By Christopher Garrett, Daniel Brunton and Andrew Yancey 

On February 18, 2014, the Ninth Circuit Court of Appeals rejected challenges under the National Environmental Policy Act (NEPA), the National Historic Preservation Act (NHPA), and the Department of Transportation Act to the Federal Transit Administration’s approval of a 20-mile high-speed rail project through downtown Honolulu, Hawaii. 

The plaintiffs in v. Federal Transit Administration argued that the environmental impact statement (EIS) prepared by the Federal Transit Administration violated NEPA by unreasonably restricting the project’s purpose and need, and that it failed to analyze reasonable alternatives.  The purpose-and-need statement was fairly narrow, and included the purpose of providing “high-capacity rapid transit” in the identified corridor.  The Court nonetheless upheld the statement of purpose and need, relying in part on the fact that it was developed as part of the federally-mandated Regional Transportation Plan.  The Court approved of the district court’s conclusion that:

Because the statement of purpose and need did not foreclose all alternatives, and because it was shaped by federal legislative purposes, it was reasonable.

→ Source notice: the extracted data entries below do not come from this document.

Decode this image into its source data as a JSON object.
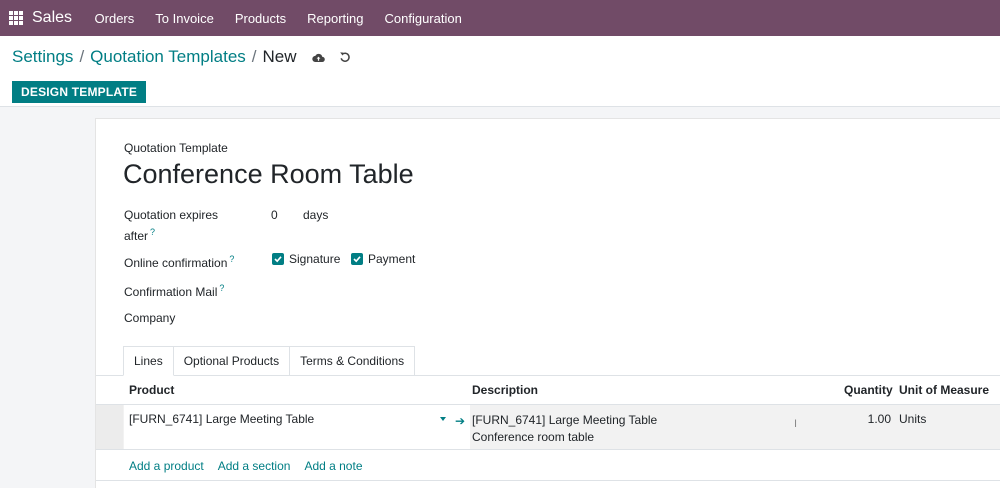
{
  "navbar": {
    "app_name": "Sales",
    "menu": [
      "Orders",
      "To Invoice",
      "Products",
      "Reporting",
      "Configuration"
    ],
    "color": "#714b67"
  },
  "breadcrumb": {
    "items": [
      "Settings",
      "Quotation Templates"
    ],
    "current": "New",
    "icons": [
      "cloud-upload-icon",
      "undo-icon"
    ]
  },
  "actions": {
    "design_template": "DESIGN TEMPLATE"
  },
  "form": {
    "record_label": "Quotation Template",
    "title": "Conference Room Table",
    "expires_label_line1": "Quotation expires",
    "expires_label_line2": "after",
    "expires_value": "0",
    "expires_unit": "days",
    "online_confirmation_label": "Online confirmation",
    "signature_label": "Signature",
    "signature_checked": true,
    "payment_label": "Payment",
    "payment_checked": true,
    "confirmation_mail_label": "Confirmation Mail",
    "company_label": "Company",
    "help_mark": "?"
  },
  "tabs": [
    "Lines",
    "Optional Products",
    "Terms & Conditions"
  ],
  "table": {
    "headers": {
      "product": "Product",
      "description": "Description",
      "quantity": "Quantity",
      "uom": "Unit of Measure"
    },
    "rows": [
      {
        "product": "[FURN_6741] Large Meeting Table",
        "description_line1": "[FURN_6741] Large Meeting Table",
        "description_line2": "Conference room table",
        "quantity": "1.00",
        "uom": "Units"
      }
    ],
    "add_links": [
      "Add a product",
      "Add a section",
      "Add a note"
    ]
  },
  "accent_color": "#017e84"
}
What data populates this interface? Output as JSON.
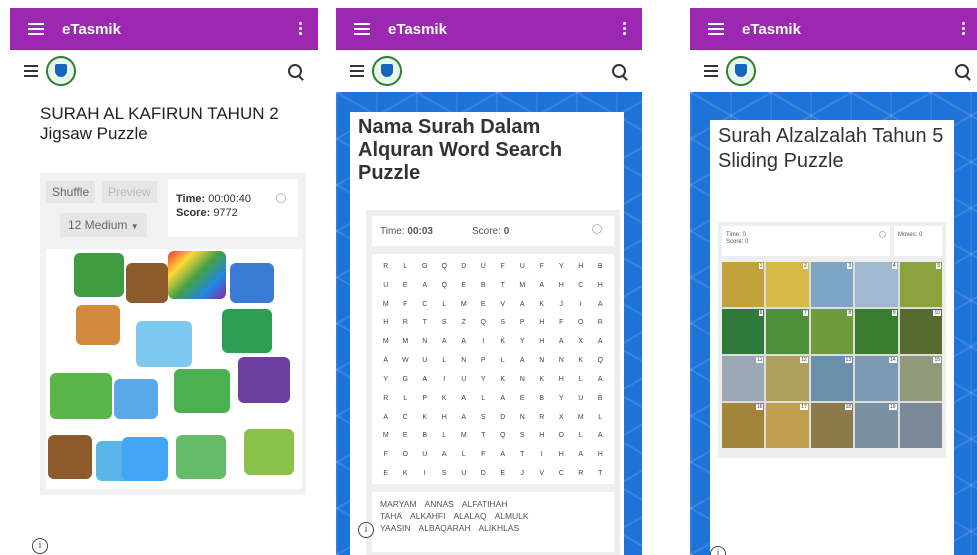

The Court similarly rejected the plaintiffs’ claim that the EIS failed to analyze a sufficient range of alternatives.  The Court held that the agency could properly omit discussion of alternatives that were rejected in prior state studies that were subject to federal guidance and public review.  The Court noted that the plaintiffs’ “real quarrel” was with the EIS’s failure to consider their proposed alternatives of building new managed lanes or light-rail.  The Court held that the EIS’s brief discussion explaining why those alternatives were either too costly or infeasible was sufficient under NEPA. 

Finally, the plaintiffs argued that the Federal Transit Administration should have gone to greater lengths under section 4(f) of the Department of Transportation Act to preserve historic sites along the project’s route—including by conducting full archeological surveys along the entire 20-mile stretch.  Section 4(f) provides certain protections for sites that are included in, or are eligible for inclusion in, the National Register of Historic Places. 

The Court rejected this argument, noting that section 106 of the NHPA requires an agency only to “make a reasonable and good faith effort to carry out appropriate identification efforts.”  Though the Court acknowledged that the project was likely to disturb undiscovered burial sites, it held that the agency met its burden by commissioning an archeological report that used “soil survey data, archeological records, land survey maps, and field observations to identify unknown burial sites and predict the likelihood of finding additional burial sites during different phases of the Project.”  The Court also noted approvingly that the agency had entered into a programmatic agreement with the State Historic Preservation Officer, the Advisory Council on Historic Preservation, and other agencies “outlining the procedures for burial sites” found during construction. 

While the opinion in this case follows established precedent, it highlights at least two points that are important for developers of projects requiring federal approvals:

  • Many (perhaps most) projects are developed in settings where there are relevant previous planning decisions by federal and state agencies.  Often, these previous planning decisions can be relied on to narrow the scope of alternatives the agency must study under NEPA. 
  • The requirement for an agency to identify sites eligible for listing on the National Register of Historic Places is limited to a “reasonable and good faith effort.”  Consequently, an EIS does not necessarily need to include full archeological field surveys and exploration for the entire project length, even when a project is likely to impact undiscovered sites.